Stopping the rot with standards
Indeed, standards (both in terms of file formats and for metadata) form a basic building block of dealing with big data. For EUDAT, the European Data Infrastructure, an agreement has being made for all metadata for European projects to be in English. But working towards standards is important even for very similar research communities, such as those working on mouse models of disease, and those researching the same diseases in humans; the two communities can often use different terminology for the same thing. Stephanie Suhr of BioMedBridges explains: "We are linking diabetes and obesity-related data from human patients and from mouse models, which requires translation between the terms used by both research communities.
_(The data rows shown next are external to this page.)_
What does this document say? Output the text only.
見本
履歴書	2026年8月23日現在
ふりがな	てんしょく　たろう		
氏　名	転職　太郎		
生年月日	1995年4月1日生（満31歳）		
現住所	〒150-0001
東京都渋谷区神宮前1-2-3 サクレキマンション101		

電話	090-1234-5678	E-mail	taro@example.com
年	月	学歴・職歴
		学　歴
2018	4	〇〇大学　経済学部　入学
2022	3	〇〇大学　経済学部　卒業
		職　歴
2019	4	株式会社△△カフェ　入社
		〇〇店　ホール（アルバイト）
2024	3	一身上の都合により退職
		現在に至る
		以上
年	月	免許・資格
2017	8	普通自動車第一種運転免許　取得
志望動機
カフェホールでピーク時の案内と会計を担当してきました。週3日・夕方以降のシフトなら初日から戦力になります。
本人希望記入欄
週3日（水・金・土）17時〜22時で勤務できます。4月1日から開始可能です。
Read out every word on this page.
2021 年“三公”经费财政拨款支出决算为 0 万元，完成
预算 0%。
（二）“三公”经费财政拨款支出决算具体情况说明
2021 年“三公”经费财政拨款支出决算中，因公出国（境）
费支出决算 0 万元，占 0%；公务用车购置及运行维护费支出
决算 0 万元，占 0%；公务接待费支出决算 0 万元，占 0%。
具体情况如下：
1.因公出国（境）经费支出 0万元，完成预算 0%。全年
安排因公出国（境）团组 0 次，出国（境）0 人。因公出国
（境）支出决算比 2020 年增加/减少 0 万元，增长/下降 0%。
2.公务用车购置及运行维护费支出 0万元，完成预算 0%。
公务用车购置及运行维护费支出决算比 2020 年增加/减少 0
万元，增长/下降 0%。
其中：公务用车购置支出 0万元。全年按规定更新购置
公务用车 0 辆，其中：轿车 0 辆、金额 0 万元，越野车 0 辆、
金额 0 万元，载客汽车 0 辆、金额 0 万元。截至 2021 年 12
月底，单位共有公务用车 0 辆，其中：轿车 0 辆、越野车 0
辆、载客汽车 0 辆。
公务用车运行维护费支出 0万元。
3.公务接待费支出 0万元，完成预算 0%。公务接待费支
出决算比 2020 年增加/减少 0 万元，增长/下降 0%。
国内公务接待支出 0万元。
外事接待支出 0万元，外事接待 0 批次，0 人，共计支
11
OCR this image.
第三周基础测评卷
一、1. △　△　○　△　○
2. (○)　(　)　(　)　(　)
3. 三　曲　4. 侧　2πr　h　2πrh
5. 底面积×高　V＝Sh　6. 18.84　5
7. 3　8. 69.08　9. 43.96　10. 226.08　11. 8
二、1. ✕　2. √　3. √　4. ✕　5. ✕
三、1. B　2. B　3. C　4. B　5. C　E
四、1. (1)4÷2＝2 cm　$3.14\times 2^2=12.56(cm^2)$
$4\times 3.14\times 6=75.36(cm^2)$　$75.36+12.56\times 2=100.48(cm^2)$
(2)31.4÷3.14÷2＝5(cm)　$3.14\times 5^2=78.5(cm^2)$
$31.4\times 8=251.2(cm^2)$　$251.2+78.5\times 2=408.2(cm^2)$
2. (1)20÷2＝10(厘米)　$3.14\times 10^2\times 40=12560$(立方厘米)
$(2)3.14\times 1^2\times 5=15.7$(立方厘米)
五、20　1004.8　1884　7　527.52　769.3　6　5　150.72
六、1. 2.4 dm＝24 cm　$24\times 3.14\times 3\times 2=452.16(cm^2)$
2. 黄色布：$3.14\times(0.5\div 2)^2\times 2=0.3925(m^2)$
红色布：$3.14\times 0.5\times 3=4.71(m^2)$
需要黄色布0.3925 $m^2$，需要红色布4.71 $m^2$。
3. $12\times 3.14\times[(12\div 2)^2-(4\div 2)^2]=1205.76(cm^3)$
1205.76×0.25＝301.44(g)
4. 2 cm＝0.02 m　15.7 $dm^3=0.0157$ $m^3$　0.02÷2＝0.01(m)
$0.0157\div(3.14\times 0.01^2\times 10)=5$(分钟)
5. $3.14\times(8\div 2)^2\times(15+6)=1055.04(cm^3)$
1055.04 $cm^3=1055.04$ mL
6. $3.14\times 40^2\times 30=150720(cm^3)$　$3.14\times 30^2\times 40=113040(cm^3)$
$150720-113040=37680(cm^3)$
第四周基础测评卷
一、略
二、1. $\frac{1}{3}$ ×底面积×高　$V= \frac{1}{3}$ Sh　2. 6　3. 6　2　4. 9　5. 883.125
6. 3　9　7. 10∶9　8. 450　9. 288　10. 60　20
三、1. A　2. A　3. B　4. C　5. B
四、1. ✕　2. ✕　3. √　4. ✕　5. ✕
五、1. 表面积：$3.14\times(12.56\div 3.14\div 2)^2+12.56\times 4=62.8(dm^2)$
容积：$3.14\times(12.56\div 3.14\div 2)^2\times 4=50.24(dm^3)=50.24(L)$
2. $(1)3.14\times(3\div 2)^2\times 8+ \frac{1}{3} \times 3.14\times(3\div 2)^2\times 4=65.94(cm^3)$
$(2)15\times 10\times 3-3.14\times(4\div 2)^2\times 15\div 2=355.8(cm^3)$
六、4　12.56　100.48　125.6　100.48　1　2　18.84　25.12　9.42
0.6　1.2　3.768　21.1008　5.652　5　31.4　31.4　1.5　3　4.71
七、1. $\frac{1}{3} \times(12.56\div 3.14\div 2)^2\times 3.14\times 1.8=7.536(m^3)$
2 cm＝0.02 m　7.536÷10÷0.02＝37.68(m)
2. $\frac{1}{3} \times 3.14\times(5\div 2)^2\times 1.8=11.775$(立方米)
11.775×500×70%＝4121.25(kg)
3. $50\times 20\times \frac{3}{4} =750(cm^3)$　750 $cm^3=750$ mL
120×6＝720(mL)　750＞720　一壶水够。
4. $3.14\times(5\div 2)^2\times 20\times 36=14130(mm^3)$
Systematic use of extensive mouse data resources by clinical researchers will be an extremely powerful tool for new scientific discoveries and therapies."
Some researchers believe that big data could mean an even more fundamental shakeup of science. Matthew Dovey, from the UK body JISC, says: "In some branches of applied science, being able to make accurate predictions can be of more practical importance than understanding the underlying models. For example, determining future weather patterns, or choosing between different but established medical treatments based on a patient's lifestyle. Here, big data can be used to identify trends and patterns with improved reliability. Ever increasing sophistication of analytical tools may even one day replace the role of the theoretical scientist in hypothesizing new models. Scientists then have the task of devising experiments to challenge and test these computer-generated models."